Франсуа Антуан Хабенэк забрал у нее цветы и передал их Луиджи Керубини, который безучастно передал их еще кому-то — а этот кто-то был я. Поскольку цветы в руках куда лучше подходили несколько иному типажу мужчин, на который я явно не тянул, я тут же отделался от букета, довольно бесцеремонно всучив его Филиппу. Мария Тереза попыталась что-то возразить, однако дирижер Хабенэк и директор консерватории Керубини, взяв ее в клещи, буквально силком вытащили на сцену. Чуть скованно Мария Тереза снова опустилась на табурет перед инструментом, затем, повернувшись к публике, произнесла:
— Не могу сказать, завоевала ли я ваши сердца, но вы мое — несомненно.
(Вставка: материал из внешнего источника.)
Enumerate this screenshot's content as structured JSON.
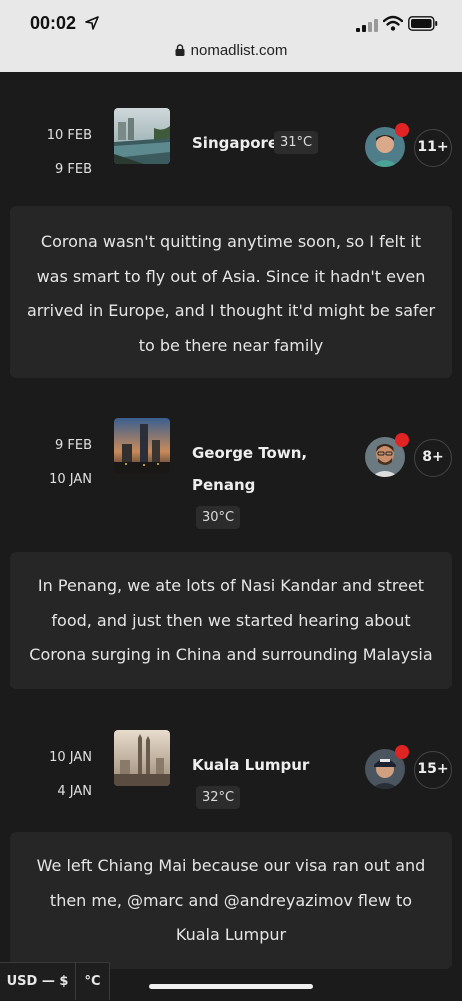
{
  "status_bar": {
    "time": "00:02",
    "url": "nomadlist.com"
  },
  "trips": [
    {
      "date_end": "10 FEB",
      "date_start": "9 FEB",
      "city_line1": "Singapore",
      "city_line2": "",
      "temperature": "31°C",
      "others_count": "11+",
      "note": "Corona wasn't quitting anytime soon, so I felt it was smart to fly out of Asia. Since it hadn't even arrived in Europe, and I thought it'd might be safer to be there near family"
    },
    {
      "date_end": "9 FEB",
      "date_start": "10 JAN",
      "city_line1": "George Town,",
      "city_line2": "Penang",
      "temperature": "30°C",
      "others_count": "8+",
      "note": "In Penang, we ate lots of Nasi Kandar and street food, and just then we started hearing about Corona surging in China and surrounding Malaysia"
    },
    {
      "date_end": "10 JAN",
      "date_start": "4 JAN",
      "city_line1": "Kuala Lumpur",
      "city_line2": "",
      "temperature": "32°C",
      "others_count": "15+",
      "note": "We left Chiang Mai because our visa ran out and then me, @marc and @andreyazimov flew to Kuala Lumpur"
    }
  ],
  "footer": {
    "currency": "USD — $",
    "unit": "°C"
  }
}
В оглушительных аплодисментах потонули первые такты темы «Ah-vous-dirai-je-Матап». За время поездки в Париж в 1778 году Моцарт написал двенадцать различных вариаций: восхитительных, проникновенных миниатюр, слушая которые ни за что не догадаешься, что композитора занимали в ту пору думы о матери, умиравшей в грошовой парижской гостинице. Я улыбался, Филипп тоже, улыбались и Хабенэк с Керубини. Потому что если красивая женщина играет Моцарта, да еще упомянутые вариации, — сие ничуть не менее любопытно и своеобычно, чем наблюдать за танцем молодой, но подающей большие надежды балерины-дебютантки.
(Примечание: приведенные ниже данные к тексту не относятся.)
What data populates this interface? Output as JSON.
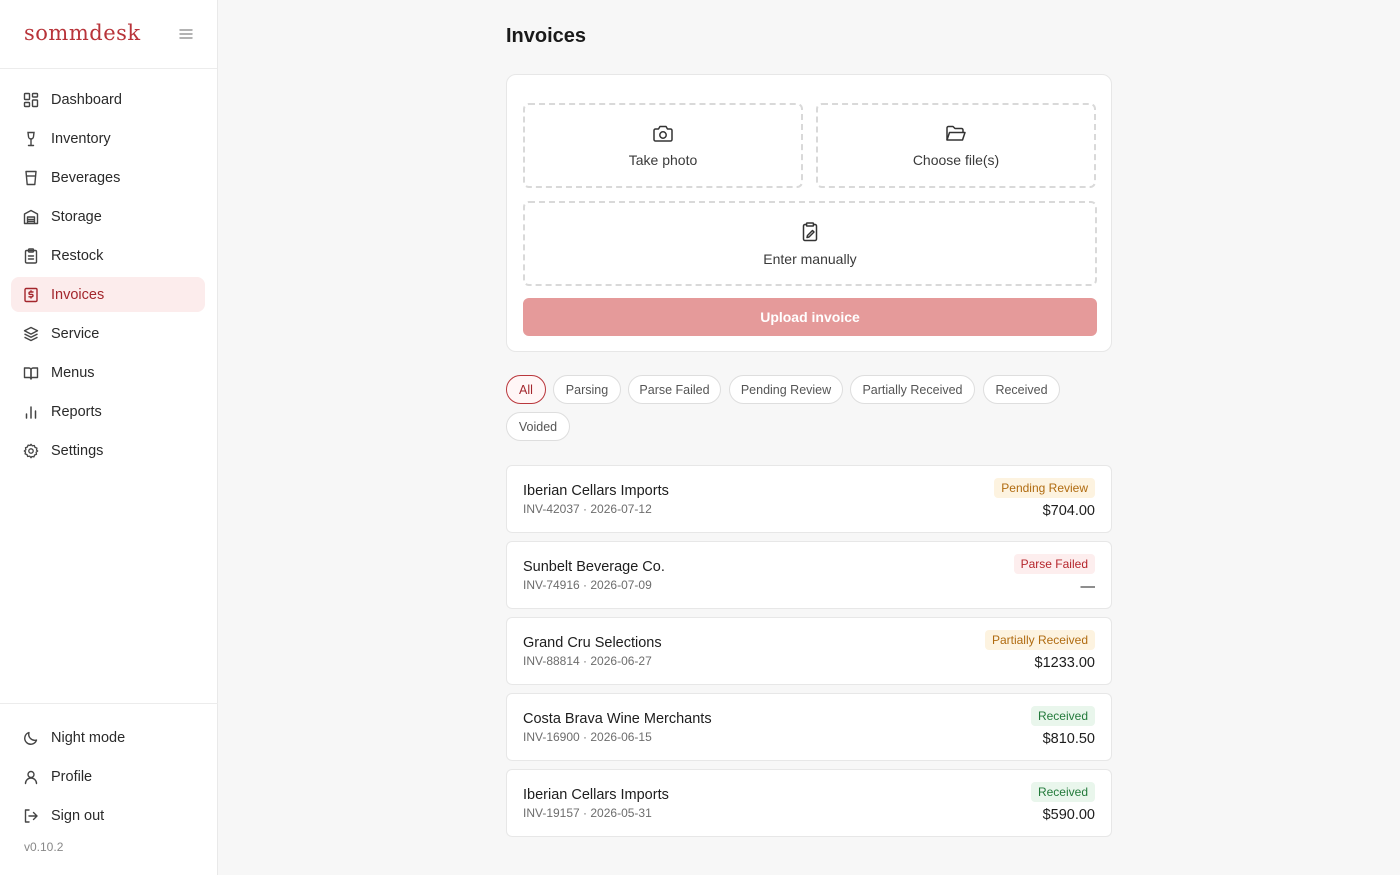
{
  "brand": {
    "name": "sommdesk"
  },
  "sidebar": {
    "items": [
      {
        "label": "Dashboard",
        "icon": "dashboard-icon",
        "active": false
      },
      {
        "label": "Inventory",
        "icon": "wine-glass-icon",
        "active": false
      },
      {
        "label": "Beverages",
        "icon": "cup-icon",
        "active": false
      },
      {
        "label": "Storage",
        "icon": "warehouse-icon",
        "active": false
      },
      {
        "label": "Restock",
        "icon": "clipboard-list-icon",
        "active": false
      },
      {
        "label": "Invoices",
        "icon": "receipt-dollar-icon",
        "active": true
      },
      {
        "label": "Service",
        "icon": "layers-icon",
        "active": false
      },
      {
        "label": "Menus",
        "icon": "book-open-icon",
        "active": false
      },
      {
        "label": "Reports",
        "icon": "bar-chart-icon",
        "active": false
      },
      {
        "label": "Settings",
        "icon": "gear-icon",
        "active": false
      }
    ],
    "bottom": [
      {
        "label": "Night mode",
        "icon": "moon-icon"
      },
      {
        "label": "Profile",
        "icon": "user-icon"
      },
      {
        "label": "Sign out",
        "icon": "sign-out-icon"
      }
    ],
    "version": "v0.10.2"
  },
  "main": {
    "title": "Invoices",
    "upload": {
      "take_photo": "Take photo",
      "choose_files": "Choose file(s)",
      "enter_manually": "Enter manually",
      "upload_button": "Upload invoice"
    },
    "filters": [
      "All",
      "Parsing",
      "Parse Failed",
      "Pending Review",
      "Partially Received",
      "Received",
      "Voided"
    ],
    "active_filter": "All",
    "invoices": [
      {
        "vendor": "Iberian Cellars Imports",
        "meta": "INV-42037 · 2026-07-12",
        "status": "Pending Review",
        "status_kind": "pending",
        "amount": "$704.00"
      },
      {
        "vendor": "Sunbelt Beverage Co.",
        "meta": "INV-74916 · 2026-07-09",
        "status": "Parse Failed",
        "status_kind": "failed",
        "amount": "—"
      },
      {
        "vendor": "Grand Cru Selections",
        "meta": "INV-88814 · 2026-06-27",
        "status": "Partially Received",
        "status_kind": "partial",
        "amount": "$1233.00"
      },
      {
        "vendor": "Costa Brava Wine Merchants",
        "meta": "INV-16900 · 2026-06-15",
        "status": "Received",
        "status_kind": "received",
        "amount": "$810.50"
      },
      {
        "vendor": "Iberian Cellars Imports",
        "meta": "INV-19157 · 2026-05-31",
        "status": "Received",
        "status_kind": "received",
        "amount": "$590.00"
      }
    ]
  },
  "colors": {
    "accent": "#b8343a",
    "active_nav_bg": "#fcecec",
    "upload_button": "#e59a9a",
    "pending": "#b06b10",
    "failed": "#b5262c",
    "received": "#237a3b"
  }
}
Мадам Каталани, вновь назначенная директриса Итальянского театра, крепко сбитая особа, испустила вздох зависти. Месье Беранже нервозно облизывал губы. Наряду с богом шансонье явились и многие другие знаменитые исполнители, в ту минуту они на цыпочках пробирались к артистической уборной — молодой венец Генри Герц, ученик профессора композиции Рейхи, которому пророчили будущее великого пианиста, Фридрих Калькбреннер, в свое время учившийся в консерватории, а теперь он жил и творил в Лондоне.
Молодой человек страстно вслушивался в игру Марии Терезы, время от времени косясь на худощавого господина в светлом сюртуке, пальцы которого нервно подрагивали. Это, случаем, не Иоганн Петер Пиксис? Виртуоз? Я не мог сказать с определенностью, однако его сильные мясистые руки указывали на принадлежность к племени пианистов. А оба бородатых господина, стоявших рядом с Филиппом, — явно профессора, судя по характерной величавой осанке, — тот, что постарше — Антонин Рейха, а другой — Франсуа Адриен Буаэльдье. Между ними забился бледнолицый юноша, имя которого я случайно услышал, проходя мимо, — Адольф Адам. Я успел заметить, какими глазами этот Адам смотрел на маэстро Даниеля Обера, восходящую звезду парижской Оперы. Взгляд их можно было истолковать только так: погоди, погоди, вот пробьет мой час, и он станет для тебя последним.